2013-10-04 16:09:14 | 日々の「ケア」

 終末期のがん患者さんのお世話をさせていただいていると、必ず死というものに向き合わなくてはなりません。

 それは、患者さんやご家族が向き合うという意味もありますし、
 なにより、私たち、医療者も同じように死と向き合わなくてはなりません。



 
 いろんな文献を読みながら、自分のこれまでの経験を思い出しつつ、そして、目の前にいる患者さんの生き様から学ばせていただきながら、
 自分の命の限りが近づいてきていることが確実になった人の心の在り様ってどんなだろう?ということを感じとらせていただいてます。

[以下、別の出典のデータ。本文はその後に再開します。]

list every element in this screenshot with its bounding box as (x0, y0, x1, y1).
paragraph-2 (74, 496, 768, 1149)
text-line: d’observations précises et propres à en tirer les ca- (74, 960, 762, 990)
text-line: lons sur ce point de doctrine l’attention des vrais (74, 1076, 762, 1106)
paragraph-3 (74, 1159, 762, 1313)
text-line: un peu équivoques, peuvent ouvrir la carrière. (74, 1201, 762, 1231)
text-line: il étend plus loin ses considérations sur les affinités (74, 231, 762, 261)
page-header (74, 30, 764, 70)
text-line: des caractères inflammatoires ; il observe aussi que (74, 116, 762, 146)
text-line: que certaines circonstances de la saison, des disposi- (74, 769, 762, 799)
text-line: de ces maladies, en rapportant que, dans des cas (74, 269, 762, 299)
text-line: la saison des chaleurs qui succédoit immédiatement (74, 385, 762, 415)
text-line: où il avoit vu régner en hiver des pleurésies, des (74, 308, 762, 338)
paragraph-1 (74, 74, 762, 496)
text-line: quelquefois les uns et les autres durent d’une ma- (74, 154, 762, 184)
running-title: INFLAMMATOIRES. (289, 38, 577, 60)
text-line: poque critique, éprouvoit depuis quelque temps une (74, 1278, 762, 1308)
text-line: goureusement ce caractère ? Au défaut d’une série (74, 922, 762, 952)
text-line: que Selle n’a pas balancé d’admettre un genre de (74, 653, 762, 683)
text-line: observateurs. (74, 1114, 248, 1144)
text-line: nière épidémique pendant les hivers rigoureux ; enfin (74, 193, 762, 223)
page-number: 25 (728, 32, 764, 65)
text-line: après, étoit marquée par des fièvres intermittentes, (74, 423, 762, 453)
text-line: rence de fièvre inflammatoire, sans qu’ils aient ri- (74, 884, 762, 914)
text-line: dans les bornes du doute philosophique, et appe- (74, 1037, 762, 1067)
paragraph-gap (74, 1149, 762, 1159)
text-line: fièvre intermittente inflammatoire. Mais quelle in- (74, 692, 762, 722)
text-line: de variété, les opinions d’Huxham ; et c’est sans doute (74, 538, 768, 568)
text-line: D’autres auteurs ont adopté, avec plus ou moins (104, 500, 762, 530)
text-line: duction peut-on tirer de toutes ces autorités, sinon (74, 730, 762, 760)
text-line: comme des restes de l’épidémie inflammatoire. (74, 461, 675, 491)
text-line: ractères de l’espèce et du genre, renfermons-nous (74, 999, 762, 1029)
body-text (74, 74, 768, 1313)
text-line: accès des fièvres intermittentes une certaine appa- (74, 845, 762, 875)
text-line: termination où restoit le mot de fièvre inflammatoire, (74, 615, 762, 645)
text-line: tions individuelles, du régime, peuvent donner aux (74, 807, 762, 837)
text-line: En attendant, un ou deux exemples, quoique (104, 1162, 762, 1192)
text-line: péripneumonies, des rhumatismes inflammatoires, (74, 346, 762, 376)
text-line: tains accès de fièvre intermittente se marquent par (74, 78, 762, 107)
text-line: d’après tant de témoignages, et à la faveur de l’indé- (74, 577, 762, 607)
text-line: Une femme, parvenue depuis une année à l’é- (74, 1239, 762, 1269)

 自分が感じ取っていることは、目の前の患者さんが経験し、感じていることとは比べ物にならないくらい、些細なものであることは自覚しています。




 私は、目の前にいる患者さんにはなれない。
 だから、患者さんのことはちゃんと理解することはできないだろう。


 この気持ちも大切だし、


 私は目の前にいる患者さんにはなれないけれど、
 患者さんの気持ちを知ろうとすることはあきらめないでいよう。


 この気持ちも大切だと思います。



 「こんな状態で生きていて、何になるっていうんですか」
 「こんな状態なら、死んだ方がましです。みんなに迷惑をかけてしまって」
 「こんなにナースコールを鳴らしてしまって、みなさんに迷惑をかけていることはわかっています。だけど、押さずにはいられないんです」
 「何も悪いことをしていない私が、何でこんな目に合わないといけないんですか」
 


 こんな患者さんのお気持ちを聴かせていただくことは多々あります。


 教科書的には、こんな患者さんの気持ちを聴くときには、
 「そんな風に感じておられるのですね」と言うとよいですよ、と書いてあります。
 
 確かに、その一言は患者さんの気持ちを受け止めるうえでとても大切ですが、じゃ、その先は何と会話すればいいんでしょう。


 これがとても悩ましいのです。




 教科書にはこう答えようと書いてありますが、私はそんなときの会話は、患者さんと自分の関係性や状況などなどを考えると、『患者さんを思う気持ち』、『患者さんを思いやる気持ち』があるのなら、正解は決められないと思っています。




 だから、私はいつもこう言ってしまいます。




 「生きるって、大変やなぁ。」
 「自分と付き合うって、大変やなぁ。」




 患者さんは言います。



 「そうなんよぉ…。」




 最近、病棟が激しく忙しくて、自分の気持ちの余裕が崩壊しつつある今日この頃。


 

 終末期のがん患者さんのお手伝いをしていると、自分自身を振り返らざるを得ないことが、趣深くもあり、もどかしさも感じます。



 生きるって、大変なことやわぁ。